Lightly makes it possible to add padding around your bounding boxes. This allows for better visualization of the cropped images in the Lightly Platform and can improve the embeddings of the objects as the embedding model sees the objects in context. To add padding, simply specify object_level.padding=X where X is the padding relative to the bounding box size. For example, a padding of X=0.1 will extend the width and height of all bounding boxes by ten percent.

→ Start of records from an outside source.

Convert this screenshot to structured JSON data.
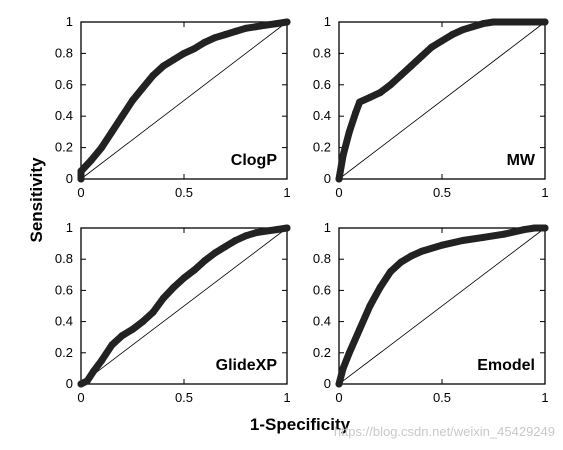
{
  "figure": {
    "xlabel": "1-Specificity",
    "ylabel": "Sensitivity",
    "watermark": "https://blog.csdn.net/weixin_45429249",
    "curve_color": "#222222",
    "frame_color": "#000000"
  },
  "chart_data": [
    {
      "type": "line",
      "label": "ClogP",
      "xlim": [
        0,
        1
      ],
      "ylim": [
        0,
        1
      ],
      "xticks": [
        "0",
        "0.5",
        "1"
      ],
      "yticks": [
        "0",
        "0.2",
        "0.4",
        "0.6",
        "0.8",
        "1"
      ],
      "diagonal": true,
      "x": [
        0,
        0,
        0.05,
        0.1,
        0.15,
        0.2,
        0.25,
        0.3,
        0.35,
        0.4,
        0.45,
        0.5,
        0.55,
        0.6,
        0.65,
        0.7,
        0.75,
        0.8,
        0.85,
        0.9,
        0.95,
        1.0
      ],
      "y": [
        0,
        0.05,
        0.12,
        0.2,
        0.3,
        0.4,
        0.5,
        0.58,
        0.66,
        0.72,
        0.76,
        0.8,
        0.83,
        0.87,
        0.9,
        0.92,
        0.94,
        0.96,
        0.97,
        0.98,
        0.99,
        1.0
      ]
    },
    {
      "type": "line",
      "label": "MW",
      "xlim": [
        0,
        1
      ],
      "ylim": [
        0,
        1
      ],
      "xticks": [
        "0",
        "0.5",
        "1"
      ],
      "yticks": [
        "0",
        "0.2",
        "0.4",
        "0.6",
        "0.8",
        "1"
      ],
      "diagonal": true,
      "x": [
        0,
        0.02,
        0.05,
        0.08,
        0.1,
        0.15,
        0.2,
        0.25,
        0.3,
        0.35,
        0.4,
        0.45,
        0.5,
        0.55,
        0.6,
        0.65,
        0.7,
        0.75,
        0.8,
        0.9,
        1.0
      ],
      "y": [
        0,
        0.15,
        0.3,
        0.42,
        0.49,
        0.52,
        0.55,
        0.6,
        0.66,
        0.72,
        0.78,
        0.84,
        0.88,
        0.92,
        0.95,
        0.97,
        0.99,
        1.0,
        1.0,
        1.0,
        1.0
      ]
    },
    {
      "type": "line",
      "label": "GlideXP",
      "xlim": [
        0,
        1
      ],
      "ylim": [
        0,
        1
      ],
      "xticks": [
        "0",
        "0.5",
        "1"
      ],
      "yticks": [
        "0",
        "0.2",
        "0.4",
        "0.6",
        "0.8",
        "1"
      ],
      "diagonal": true,
      "x": [
        0,
        0.03,
        0.06,
        0.1,
        0.15,
        0.2,
        0.25,
        0.3,
        0.35,
        0.4,
        0.45,
        0.5,
        0.55,
        0.6,
        0.65,
        0.7,
        0.75,
        0.8,
        0.85,
        0.9,
        0.95,
        1.0
      ],
      "y": [
        0,
        0.02,
        0.08,
        0.15,
        0.25,
        0.31,
        0.35,
        0.4,
        0.46,
        0.55,
        0.62,
        0.68,
        0.73,
        0.79,
        0.84,
        0.88,
        0.92,
        0.95,
        0.97,
        0.98,
        0.99,
        1.0
      ]
    },
    {
      "type": "line",
      "label": "Emodel",
      "xlim": [
        0,
        1
      ],
      "ylim": [
        0,
        1
      ],
      "xticks": [
        "0",
        "0.5",
        "1"
      ],
      "yticks": [
        "0",
        "0.2",
        "0.4",
        "0.6",
        "0.8",
        "1"
      ],
      "diagonal": true,
      "x": [
        0,
        0.02,
        0.05,
        0.1,
        0.15,
        0.2,
        0.25,
        0.3,
        0.35,
        0.4,
        0.5,
        0.6,
        0.7,
        0.8,
        0.9,
        0.95,
        1.0
      ],
      "y": [
        0,
        0.1,
        0.2,
        0.35,
        0.5,
        0.62,
        0.72,
        0.78,
        0.82,
        0.85,
        0.89,
        0.92,
        0.94,
        0.96,
        0.99,
        1.0,
        1.0
      ]
    }
  ]
}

# when using custom predictions
worker_config={
    "object_level": {
        "task_name": "vehicles_object_detections",
        "padding": 0.1
    },
}

# when using lightly pretagging
worker_config={
    "pretagging": True,
    "object_level": {
        "task_name": "lightly_pretagging",
        "padding": 0.1
    },
}

Object Crops Dataset

Once the Lightly Worker job is started, it fetches all images and predictions from the remote datasource and processes them. For each prediction, the Lightly Worker crops the object from the full image and creates an embedding for it. Then it selects a subset of the objects and uploads two datasets to the Lightly Platform:

  • The crops and embeddings of the selected objects are uploaded to an object crops dataset on the platform. By default, the dataset has the same name as the original image dataset but with a -crops suffix appended to it. Alternatively, you can also choose a custom dataset name by setting the object_level.crop_dataset_name config option.
  • If an object is selected, then the full image containing that object is also uploaded. You can find these images in the original dataset from which you started the selection job.

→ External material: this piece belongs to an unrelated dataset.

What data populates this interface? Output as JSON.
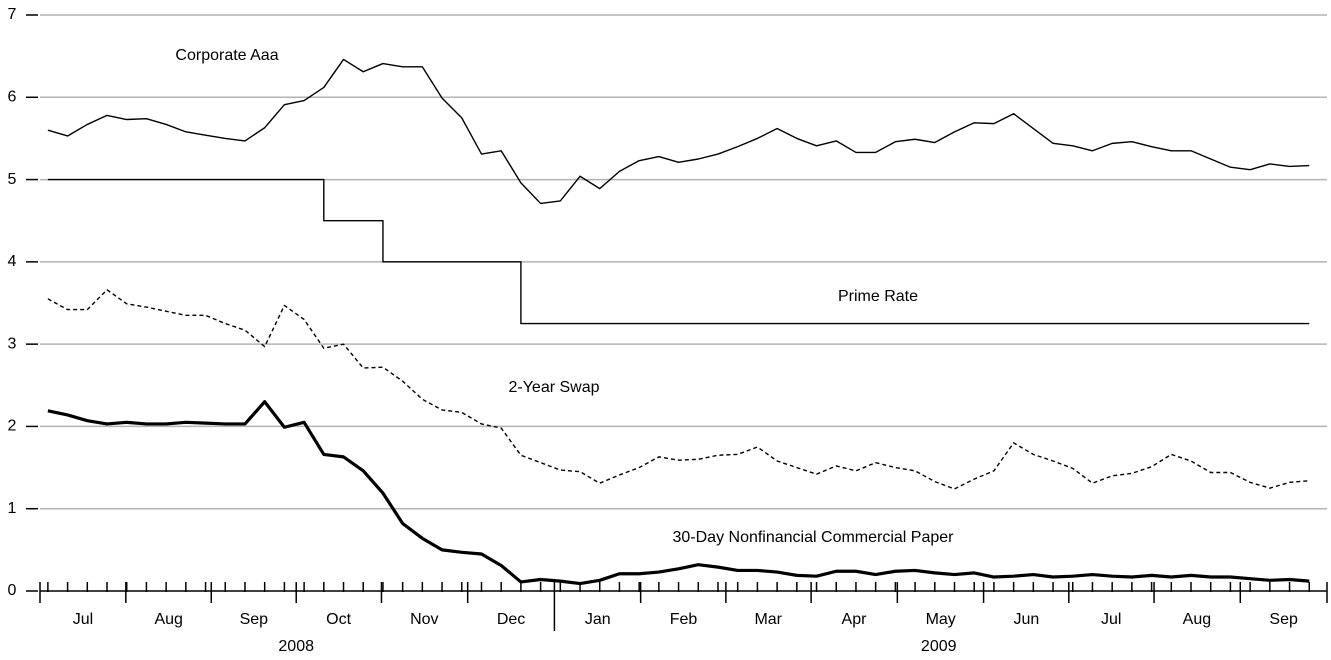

You can see example images of the two datasets below.

23442344

Dataset of object crops.

23342334

Dataset of the original images.

Insights

The crop dataset allows you to analyze your data on an object level. In the vehicles dataset, you could, for example, be interested in the diversity of the vehicles. The embedding view in the object crop dataset shows that the crops have been roughly grouped by vehicle type.

23482348

Cars

23402340

Trucks

23442344

Motorbikes

This can be a very efficient way to get insights into your data without the need for human annotations. The embedding view allows you to dig deeper into the properties of your dataset and reveal things like:

  • Q: What sort of special trucks are there? A: There are a lot of ambulances and school buses.
  • Q: Are there also vans in the dataset? A: There are only a few of them, we should try to get more images containing vans.
  • Q: Are there images of cars in different weather conditions? A: Most images appear to be taken in sunny weather with good lighting conditions.

These hidden biases are hard to find in a dataset if you only rely on full images or the coarse vehicle type predicted by the object detection model. Lightly helps you to identify them quickly and assists you in monitoring and improving the quality of your dataset.